Engage your older child in food play, too. Paint with yogurt, make a train out of crackers, stack cheese slices—incorporating food into no-pressure play time will expose your child to textures and smells without the challenge of eating.
Take things slow. Actually chewing and swallowing food is at the top of the ladder and some children need to start at the bottom and climb every rung. If your child won’t even touch a food item, start with her allowing it to be on her plate (or even on the table). Work up to touch, then kissing it (a nonthreatening way to taste a new food item) and eventually to eating it.
Stressing that some foods are good and some are bad is only going to add to a child’s feeding difficulties.

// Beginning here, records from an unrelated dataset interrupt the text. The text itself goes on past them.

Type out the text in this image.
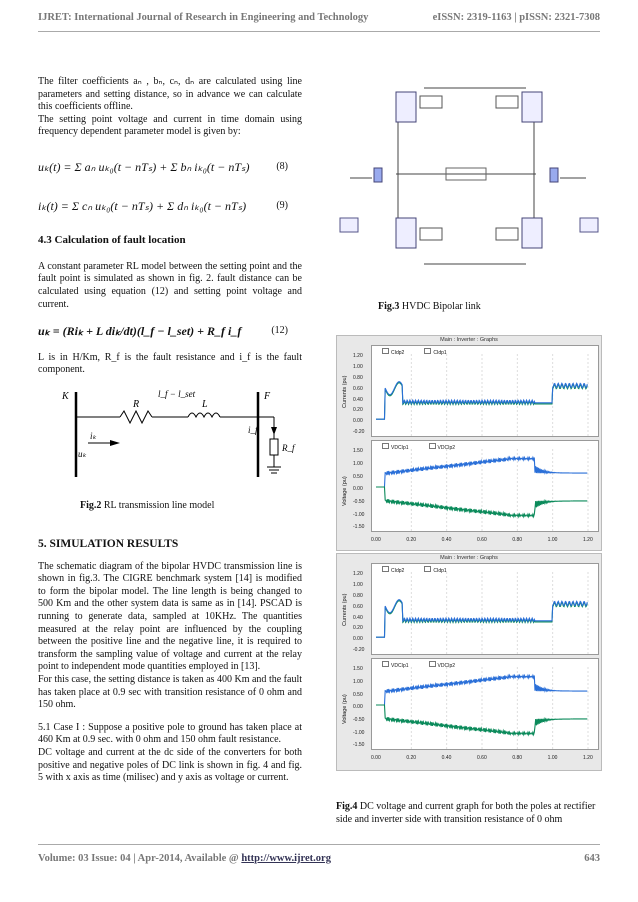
IJRET: International Journal of Research in Engineering and Technology	eISSN: 2319-1163 | pISSN: 2321-7308

The filter coefficients aₙ , bₙ, cₙ, dₙ are calculated using line parameters and setting distance, so in advance we can calculate this coefficients offline.

The setting point voltage and current in time domain using frequency dependent parameter model is given by:

uₖ(t) = Σ aₙ uₖ₀(t − nTₛ) + Σ bₙ iₖ₀(t − nTₛ)	(8)
iₖ(t) = Σ cₙ uₖ₀(t − nTₛ) + Σ dₙ iₖ₀(t − nTₛ)	(9)
4.3 Calculation of fault location

A constant parameter RL model between the setting point and the fault point is simulated as shown in fig. 2. fault distance can be calculated using equation (12) and setting point voltage and current.

uₖ = (Riₖ + L diₖ/dt)(l_f − l_set) + R_f i_f	(12)

L is in H/Km, R_f is the fault resistance and i_f is the fault component.

K	F
R	L
l_f − l_set
iₖ
uₖ
i_f
R_f
Fig.2 RL transmission line model
5. SIMULATION RESULTS

The schematic diagram of the bipolar HVDC transmission line is shown in fig.3. The CIGRE benchmark system [14] is modified to form the bipolar model. The line length is being changed to 500 Km and the other system data is same as in [14]. PSCAD is running to generate data, sampled at 10KHz. The quantities measured at the relay point are influenced by the coupling between the positive line and the negative line, it is required to transform the sampling value of voltage and current at the relay point to independent mode quantities employed in [13].

For this case, the setting distance is taken as 400 Km and the fault has taken place at 0.9 sec with transition resistance of 0 ohm and 150 ohm.

5.1 Case I : Suppose a positive pole to ground has taken place at 460 Km at 0.9 sec. with 0 ohm and 150 ohm fault resistance.

DC voltage and current at the dc side of the converters for both positive and negative poles of DC link is shown in fig. 4 and fig. 5 with x axis as time (milisec) and y axis as voltage or current.

Fig.3 HVDC Bipolar link
Main : Inverter : Graphs
CIdp2	CIdp1
VDCIp1	VDCIp2
Currents (pu)
Voltage (pu)
1.20
1.00
0.80
0.60
0.40
0.20
0.00
-0.20
1.50
1.00
0.50
0.00
-0.50
-1.00
-1.50
0.00	0.20	0.40	0.60	0.80	1.00	1.20
Main : Inverter : Graphs
CIdp2	CIdp1
VDCIp1	VDCIp2
Currents (pu)
Voltage (pu)
1.20
1.00
0.80
0.60
0.40
0.20
0.00
-0.20
1.50
1.00
0.50
0.00
-0.50
-1.00
-1.50
0.00	0.20	0.40	0.60	0.80	1.00	1.20
Fig.4 DC voltage and current graph for both the poles at rectifier side and inverter side with transition resistance of 0 ohm
Volume: 03 Issue: 04 | Apr-2014, Available @ http://www.ijret.org	643
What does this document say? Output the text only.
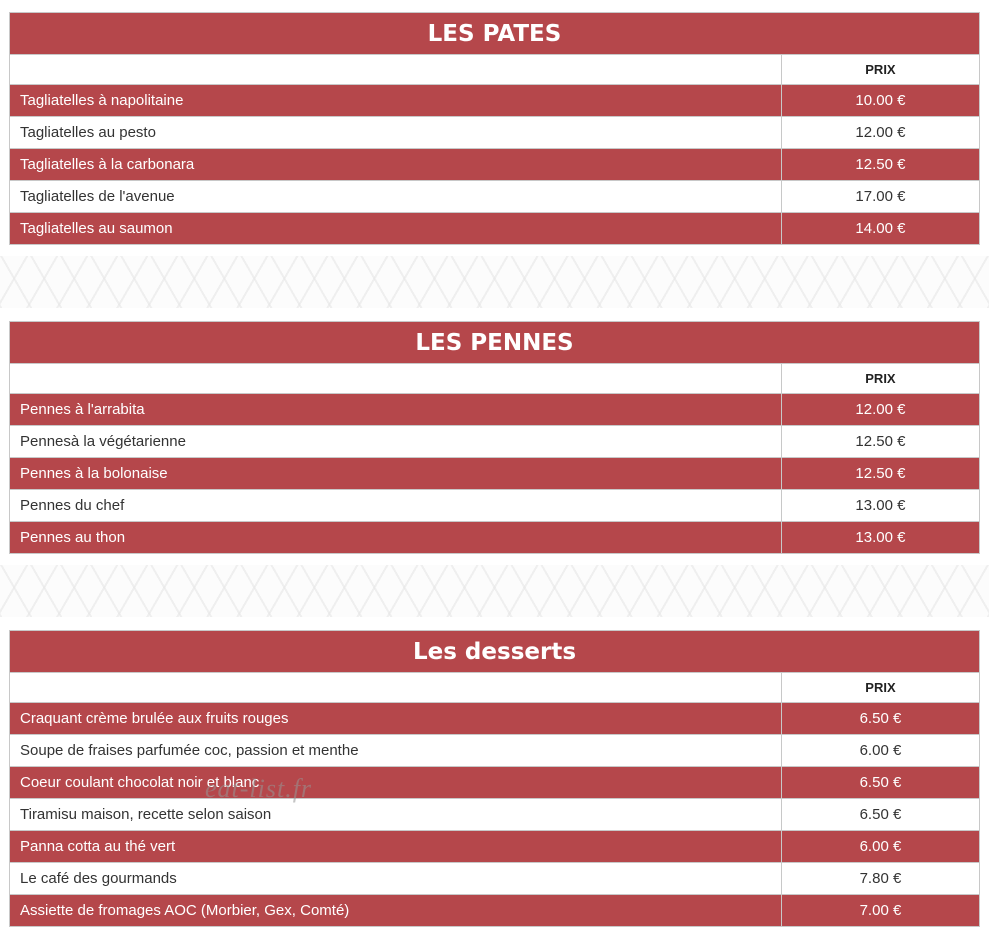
LES PATES	
	PRIX
Tagliatelles à napolitaine	10.00 €
Tagliatelles au pesto	12.00 €
Tagliatelles à la carbonara	12.50 €
Tagliatelles de l'avenue	17.00 €
Tagliatelles au saumon	14.00 €
LES PENNES	
	PRIX
Pennes à l'arrabita	12.00 €
Pennesà la végétarienne	12.50 €
Pennes à la bolonaise	12.50 €
Pennes du chef	13.00 €
Pennes au thon	13.00 €
Les desserts	
	PRIX
Craquant crème brulée aux fruits rouges	6.50 €
Soupe de fraises parfumée coc, passion et menthe	6.00 €
Coeur coulant chocolat noir et blanc	6.50 €
Tiramisu maison, recette selon saison	6.50 €
Panna cotta au thé vert	6.00 €
Le café des gourmands	7.80 €
Assiette de fromages AOC (Morbier, Gex, Comté)	7.00 €
eat-list.fr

Let them graze. Three squares a day might work for you and me, but most children need smaller, more frequent meals—at least three meals and two snacks. Don’t let a need for routine cause a missed opportunity for trying a new food.
Don’t count out junk food. This might be a controversial suggestion. If you’ve read the book Salt, Sugar, Fat, then you know that there is a science to those junky snacks we all love to hate. They are loaded with the perfect combination of salt, sugar and fat, and are usually a wonderful sensory experience. Sometimes, they are the only first food that a poor eater will try and that’s OK. Stressing that some foods are good and some are bad is only going to add to a child’s feeding difficulties.
Consider a divided plate. Eating is challenging enough without mixing foods together, so those plastic divided plates are a cheap and easy solution. Try serving two foods your child will eat and two that are a challenge at meal time.
I recommend that every parent read Ellyn Satter’s Secrets of Feeding a Healthy Family to prevent general picky eating, but can’t stress enough that if you feel your child has a feeding disorder, please contact a professional for help.